El bailaor Juan Manuel Fernández Montoya, «Farruquito», que fuera condenado a tres años de prisión por el atropello mortal del peatón Benjamín Olalla la noche del 30 de septiembre de 2003, cuando circulaba por una calle de Sevilla a mayor velocidad de la permitida y sin tener ni carné de conducir ni seguro del coche, finalizó ayer el cumplimiento efectivo de la condena.
En marzo de 2008 la Dirección General de Instituciones Penitenciarias le concedió el tercer grado penitenciario propuesto por la junta de tratamiento de la cárcel donde se encontraba interno desde el 16 de enero de 2007. El letrado del bailaor, Benito Saldaña, confirmó que su patrocinado ya ha cumplido los tres años de condena que le impuso la Audiencia Provincial de Sevilla, que estableció la pena de dos años de cárcel por homicidio imprudente en concurso con un delito contra la seguridad del tráfico, y la privación del permiso de conducir vehículos de motor y ciclomotores durante tres años y medio.
Como indemnización estableció 102.483,55 euros para la viuda de la víctima, María Ángeles Madero, y 8.275,30 para cada uno de los progenitores del fallecido.
La sentencia también le condenó a un año de prisión por un delito de omisión del deber de socorro, más multa de 12 meses con una cuota diaria de 100 euros.
Además, se consideró al artista autor por inducción de un delito de simulación de delito, por lo que se le impuso una pena de multa también de 12 meses con la misma cuota.
Con esta condena, la Audiencia revocó en parte la sentencia dictada el 29 de julio de 2005 por el Juzgado de lo penal número 8 de Sevilla, por la que se condenó al bailaor a 16 meses de prisión por ambos delitos.
El pasado mes de enero de 2009 Farruquito obtuvo la libertad condicional después de casi seis meses utilizando una pulsera de control telemático que le permitía dormir fuera de la cárcel al estar controlado por tal dispositivo.

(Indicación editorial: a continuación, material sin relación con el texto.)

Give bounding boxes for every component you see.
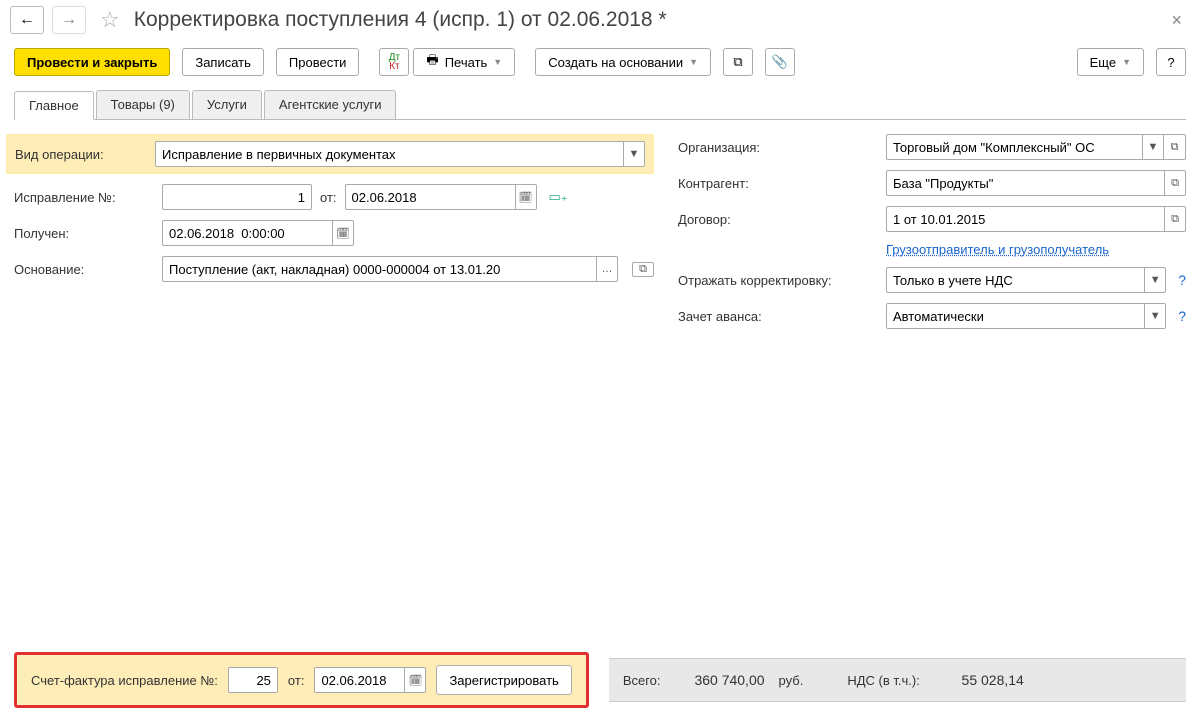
- reflect-field[interactable]: [886, 267, 1144, 293]
- post-button[interactable]: Провести: [276, 48, 360, 76]
- contract-label: Договор:: [678, 212, 878, 227]
- nav-forward-button[interactable]: →: [52, 6, 86, 34]
- dropdown-button[interactable]: ▼: [623, 141, 645, 167]
- new-row-icon[interactable]: ▭₊: [549, 189, 568, 205]
- invoice-from-label: от:: [288, 673, 305, 688]
- dropdown-icon: ▼: [1122, 57, 1131, 67]
- org-field[interactable]: [886, 134, 1142, 160]
- attachments-button[interactable]: 📎: [765, 48, 795, 76]
- print-button[interactable]: 🖶 Печать ▼: [413, 48, 515, 76]
- vat-value: 55 028,14: [934, 672, 1024, 688]
- contractor-field[interactable]: [886, 170, 1164, 196]
- tab-services[interactable]: Услуги: [192, 90, 262, 119]
- tab-goods[interactable]: Товары (9): [96, 90, 190, 119]
- ellipsis-button[interactable]: …: [596, 256, 618, 282]
- shipper-consignee-link[interactable]: Грузоотправитель и грузополучатель: [886, 242, 1109, 257]
- dropdown-button[interactable]: ▼: [1144, 303, 1166, 329]
- op-type-field[interactable]: [155, 141, 623, 167]
- print-label: Печать: [445, 55, 488, 70]
- org-label: Организация:: [678, 140, 878, 155]
- correction-no-field[interactable]: [162, 184, 312, 210]
- paperclip-icon: 📎: [772, 54, 788, 70]
- structure-button[interactable]: ⧉: [723, 48, 753, 76]
- dropdown-icon: ▼: [493, 57, 502, 67]
- received-field[interactable]: [162, 220, 332, 246]
- calendar-icon[interactable]: 🗓: [515, 184, 537, 210]
- contractor-label: Контрагент:: [678, 176, 878, 191]
- received-label: Получен:: [14, 226, 154, 241]
- create-based-button[interactable]: Создать на основании ▼: [535, 48, 711, 76]
- printer-icon: 🖶: [426, 51, 438, 73]
- basis-label: Основание:: [14, 262, 154, 277]
- help-button[interactable]: ?: [1156, 48, 1186, 76]
- dropdown-button[interactable]: ▼: [1142, 134, 1164, 160]
- tab-agent[interactable]: Агентские услуги: [264, 90, 397, 119]
- dropdown-button[interactable]: ▼: [1144, 267, 1166, 293]
- more-button[interactable]: Еще ▼: [1077, 48, 1144, 76]
- more-label: Еще: [1090, 55, 1116, 70]
- nav-back-button[interactable]: ←: [10, 6, 44, 34]
- invoice-label: Счет-фактура исправление №:: [31, 673, 218, 688]
- correction-date-field[interactable]: [345, 184, 515, 210]
- close-button[interactable]: ×: [1163, 10, 1190, 31]
- correction-from-label: от:: [320, 190, 337, 205]
- calendar-icon[interactable]: 🗓: [404, 667, 426, 693]
- contract-field[interactable]: [886, 206, 1164, 232]
- basis-field[interactable]: [162, 256, 596, 282]
- advance-field[interactable]: [886, 303, 1144, 329]
- post-and-close-button[interactable]: Провести и закрыть: [14, 48, 170, 76]
- total-label: Всего:: [623, 673, 661, 688]
- save-button[interactable]: Записать: [182, 48, 264, 76]
- open-button[interactable]: ⧉: [1164, 134, 1186, 160]
- tab-main[interactable]: Главное: [14, 91, 94, 120]
- open-button[interactable]: ⧉: [632, 262, 654, 277]
- register-button[interactable]: Зарегистрировать: [436, 665, 571, 695]
- invoice-no-field[interactable]: [228, 667, 278, 693]
- favorite-icon[interactable]: ☆: [94, 7, 126, 33]
- op-type-label: Вид операции:: [15, 147, 147, 162]
- debit-credit-button[interactable]: ДтКт: [379, 48, 409, 76]
- advance-label: Зачет аванса:: [678, 309, 878, 324]
- create-based-label: Создать на основании: [548, 55, 683, 70]
- correction-no-label: Исправление №:: [14, 190, 154, 205]
- reflect-label: Отражать корректировку:: [678, 273, 878, 288]
- vat-label: НДС (в т.ч.):: [847, 673, 920, 688]
- calendar-icon[interactable]: 🗓: [332, 220, 354, 246]
- currency: руб.: [779, 673, 804, 688]
- help-icon[interactable]: ?: [1178, 272, 1186, 288]
- help-icon[interactable]: ?: [1178, 308, 1186, 324]
- invoice-date-field[interactable]: [314, 667, 404, 693]
- open-button[interactable]: ⧉: [1164, 206, 1186, 232]
- total-value: 360 740,00: [675, 672, 765, 688]
- page-title: Корректировка поступления 4 (испр. 1) от…: [134, 8, 1156, 32]
- open-button[interactable]: ⧉: [1164, 170, 1186, 196]
- dropdown-icon: ▼: [689, 57, 698, 67]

La nueva situación le llegó al artista tras cumplir dos tercios de su pena. Así, el Juzgado de vigilancia penitenciaria de Sevilla aprobó la libertad condicional para Farruquito después de recibir un informe «favorable» del centro penitenciario «en atención al buen comportamiento» del bailaor, quien no dormía en la cárcel desde el mes de julio de 2008 gracias al dispositivo telemático concedido.
Farruquito compartió celda con otro recluso y colaboró con la escuela. Fuentes judiciales han señalado que el famoso bailaor ha sido un preso «ejemplar», y ello le permitió acogerse a todos los beneficios penitenciarios.